O homem de visão e julgamento ultra-rígidos também está presente em todos os discursos de Bush, segundo a professora da universidade de Iowa. “Bush está pronto a enfrentar o mundo, com um sentido quase bíblico. Considere estas palavras: ‘Olha, meu trabalho não é ficar nas nuanças. Eu acho que a clareza moral é importante… Isto é a luta do mal contra o bem.’ O maquiavelismo contido na frase é um dos indicativos dessa visão rígida”, diz Katherine. A tendência de polarizar situações não consta da lista acima, mas, como sugere a especialista, trata-se de “um clássico padrão do pensamento de alcoólatras”. É a perspectiva do viciado: “Ou está conosco ou está contra nós”, frase famosa do discurso do Estado da União em 2001. “Esta visão do ‘ou tudo ou nada’ é típica dos recém- recuperados do alcoolismo, e leva a um padrão de comportamento destrutivo”, diz a professora.

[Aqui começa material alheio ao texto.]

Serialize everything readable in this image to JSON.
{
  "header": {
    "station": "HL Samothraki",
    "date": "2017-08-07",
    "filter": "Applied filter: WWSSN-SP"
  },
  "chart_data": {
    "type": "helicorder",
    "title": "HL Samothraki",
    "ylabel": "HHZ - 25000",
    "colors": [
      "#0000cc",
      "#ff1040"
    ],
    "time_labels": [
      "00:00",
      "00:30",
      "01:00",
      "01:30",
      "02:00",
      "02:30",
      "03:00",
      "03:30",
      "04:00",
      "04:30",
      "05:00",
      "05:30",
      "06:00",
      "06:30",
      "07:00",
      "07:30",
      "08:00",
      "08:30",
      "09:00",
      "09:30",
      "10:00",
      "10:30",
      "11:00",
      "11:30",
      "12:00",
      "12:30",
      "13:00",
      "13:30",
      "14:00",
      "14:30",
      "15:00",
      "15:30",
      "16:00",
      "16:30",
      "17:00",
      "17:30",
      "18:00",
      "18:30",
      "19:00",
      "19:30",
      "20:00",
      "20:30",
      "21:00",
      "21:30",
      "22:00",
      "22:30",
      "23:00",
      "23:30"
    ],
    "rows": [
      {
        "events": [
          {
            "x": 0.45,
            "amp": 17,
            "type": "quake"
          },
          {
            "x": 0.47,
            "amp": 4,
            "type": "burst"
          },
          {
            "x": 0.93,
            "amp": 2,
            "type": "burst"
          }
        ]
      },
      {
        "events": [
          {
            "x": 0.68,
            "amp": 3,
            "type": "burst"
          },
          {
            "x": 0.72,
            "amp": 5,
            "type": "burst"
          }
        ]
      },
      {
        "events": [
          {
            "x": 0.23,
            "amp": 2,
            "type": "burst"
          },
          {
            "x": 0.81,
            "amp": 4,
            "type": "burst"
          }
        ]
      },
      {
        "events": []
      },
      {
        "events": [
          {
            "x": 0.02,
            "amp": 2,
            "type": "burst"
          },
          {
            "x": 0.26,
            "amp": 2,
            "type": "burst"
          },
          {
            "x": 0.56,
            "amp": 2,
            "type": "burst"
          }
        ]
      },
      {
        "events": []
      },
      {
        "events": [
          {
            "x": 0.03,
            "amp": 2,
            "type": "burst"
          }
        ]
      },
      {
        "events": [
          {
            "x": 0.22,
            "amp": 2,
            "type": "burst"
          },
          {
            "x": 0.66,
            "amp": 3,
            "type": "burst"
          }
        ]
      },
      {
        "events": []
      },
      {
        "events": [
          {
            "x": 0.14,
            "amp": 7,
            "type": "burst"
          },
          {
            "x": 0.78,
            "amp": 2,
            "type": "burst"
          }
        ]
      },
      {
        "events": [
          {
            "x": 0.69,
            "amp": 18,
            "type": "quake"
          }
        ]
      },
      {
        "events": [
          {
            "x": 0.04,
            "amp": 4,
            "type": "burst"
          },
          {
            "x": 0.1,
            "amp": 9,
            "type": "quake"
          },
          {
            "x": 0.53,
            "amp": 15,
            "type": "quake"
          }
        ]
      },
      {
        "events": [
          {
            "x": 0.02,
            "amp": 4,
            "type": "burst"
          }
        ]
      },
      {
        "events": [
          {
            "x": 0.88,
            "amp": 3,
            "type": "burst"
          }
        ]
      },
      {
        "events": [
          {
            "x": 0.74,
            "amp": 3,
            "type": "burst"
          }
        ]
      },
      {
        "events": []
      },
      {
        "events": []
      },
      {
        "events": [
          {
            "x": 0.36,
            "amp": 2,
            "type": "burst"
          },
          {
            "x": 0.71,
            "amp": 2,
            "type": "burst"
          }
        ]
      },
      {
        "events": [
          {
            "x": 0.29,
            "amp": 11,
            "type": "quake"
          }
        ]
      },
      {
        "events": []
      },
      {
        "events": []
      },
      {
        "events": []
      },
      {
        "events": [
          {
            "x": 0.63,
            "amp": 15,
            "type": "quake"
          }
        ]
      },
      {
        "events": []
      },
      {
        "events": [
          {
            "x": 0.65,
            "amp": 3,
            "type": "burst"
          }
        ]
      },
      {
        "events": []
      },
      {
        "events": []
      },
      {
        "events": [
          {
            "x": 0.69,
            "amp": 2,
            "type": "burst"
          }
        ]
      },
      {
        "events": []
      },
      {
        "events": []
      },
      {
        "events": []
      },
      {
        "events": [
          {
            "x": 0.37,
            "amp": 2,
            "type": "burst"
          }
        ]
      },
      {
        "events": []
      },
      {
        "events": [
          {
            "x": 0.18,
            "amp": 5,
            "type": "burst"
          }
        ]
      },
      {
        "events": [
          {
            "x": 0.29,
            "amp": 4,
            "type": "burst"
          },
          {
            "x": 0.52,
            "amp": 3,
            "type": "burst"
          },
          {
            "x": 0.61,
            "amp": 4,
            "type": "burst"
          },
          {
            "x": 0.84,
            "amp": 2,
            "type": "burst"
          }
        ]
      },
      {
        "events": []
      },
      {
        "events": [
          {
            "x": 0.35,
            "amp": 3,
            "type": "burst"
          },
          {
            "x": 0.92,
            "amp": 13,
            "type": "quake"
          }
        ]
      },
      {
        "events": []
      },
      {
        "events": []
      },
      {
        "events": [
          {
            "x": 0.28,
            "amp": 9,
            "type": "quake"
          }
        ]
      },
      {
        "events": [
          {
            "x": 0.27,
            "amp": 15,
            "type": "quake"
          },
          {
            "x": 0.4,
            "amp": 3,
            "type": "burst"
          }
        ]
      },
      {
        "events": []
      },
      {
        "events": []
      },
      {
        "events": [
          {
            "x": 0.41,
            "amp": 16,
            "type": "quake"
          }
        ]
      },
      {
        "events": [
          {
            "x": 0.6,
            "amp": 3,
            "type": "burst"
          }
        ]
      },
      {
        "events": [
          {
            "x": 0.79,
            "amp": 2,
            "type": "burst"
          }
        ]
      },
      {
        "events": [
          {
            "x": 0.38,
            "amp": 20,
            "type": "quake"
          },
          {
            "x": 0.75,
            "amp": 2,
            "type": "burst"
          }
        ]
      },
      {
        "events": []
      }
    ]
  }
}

Padrões de pensamentos obsessivos também são marcas dessas pessoas. “Isso acontece por razões orgânicas resultantes de irregularidades químicas no cérebro. A mensagem numa parte do cérebro fica presa ali. Isso leva a uma enlouquecedora repetição de pensamentos. O presidente Bush parece exageradamente focado em se vingar de Saddam Hussein (lembre-se do ‘Ele tentou matar meu pai’). E esta obsessão levou o país e o mundo à guerra”, diz Katherine. A característica de comportamentos que evocam grandiosidade pôde ser notada em várias ocasiões em que o presidente se expôs imperialmente nas relações externas. Sua ida à Assembléia Geral da ONU para ameaçar ação de guerra ao Iraque, mesmo sem autorização daquele organismo, é bom demonstrativo. No item da lista do bêbado seco, a impaciência é apontada como outro indicativo da condição. “Bush está longe de ser um homem paciente”, diz Katherine. Ela cita o discurso feito em West Point, em 2003, como exemplo disso. “Se nós esperarmos que as ameaças se materializem, teremos aguardado por demais”, disse. “Significativamente, Bush só esperou a palavra da ONU e a aprovação do Congresso com extrema relutância”, diz a professora. Lembre-se também que os inspetores de armas da ONU, que investigavam o arsenal de Saddam, pediram mais tempo para completar seu trabalho, e não foram ouvidos pelo presidente americano.

Exageros – O comportamento infantil é sinônimo de simpatia para George W. Bush. Até hoje ele não perdeu a mania de apelidar pessoas e só chamá-las pela alcunha. O subsecretário de Defesa, Paul Wolfowitz – um dos maiores falcões de guerra do Pentágono –, foi rebatizado de “Lobinho” (wolf é lobo em inglês).“Sua compulsão em terminar as batalhas do pai (no caso do Iraque, por exemplo) também demonstra infantilismo”, diz a especialista Katherine. E finalmente: reações exageradas, que também constam da lista do perfil do bêbado seco, estão presentes em incontáveis ações do presidente – desde a dimensão dada ao arsenal do Iraque até os conceitos contidos no chamado “ato patriótico” (o conjunto de leis impostas domesticamente depois dos atentados de 11 de setembro nos Estados Unidos). Considere-se também a proposta de viagem tripulada a Marte, e a aterrissagem num porta-aviões – envergando uniforme de piloto – para declarar o fim da guerra no Iraque, que continua cada vez mais selvagem.

“Em suma: George W. Bush manifesta todos os padrões clássicos daquilo que os alcoólatras em recuperação chamam de dry drunk. Seu comportamento é consistente com o quase imperceptível, mas significativo dano cerebral ocasionado por anos de pesadas bebedeiras e possível consumo de cocaína.”, finaliza a professora Katherine. Os porta-vozes da Casa Branca não quiseram comentar a questão, para não dignificar a hipótese.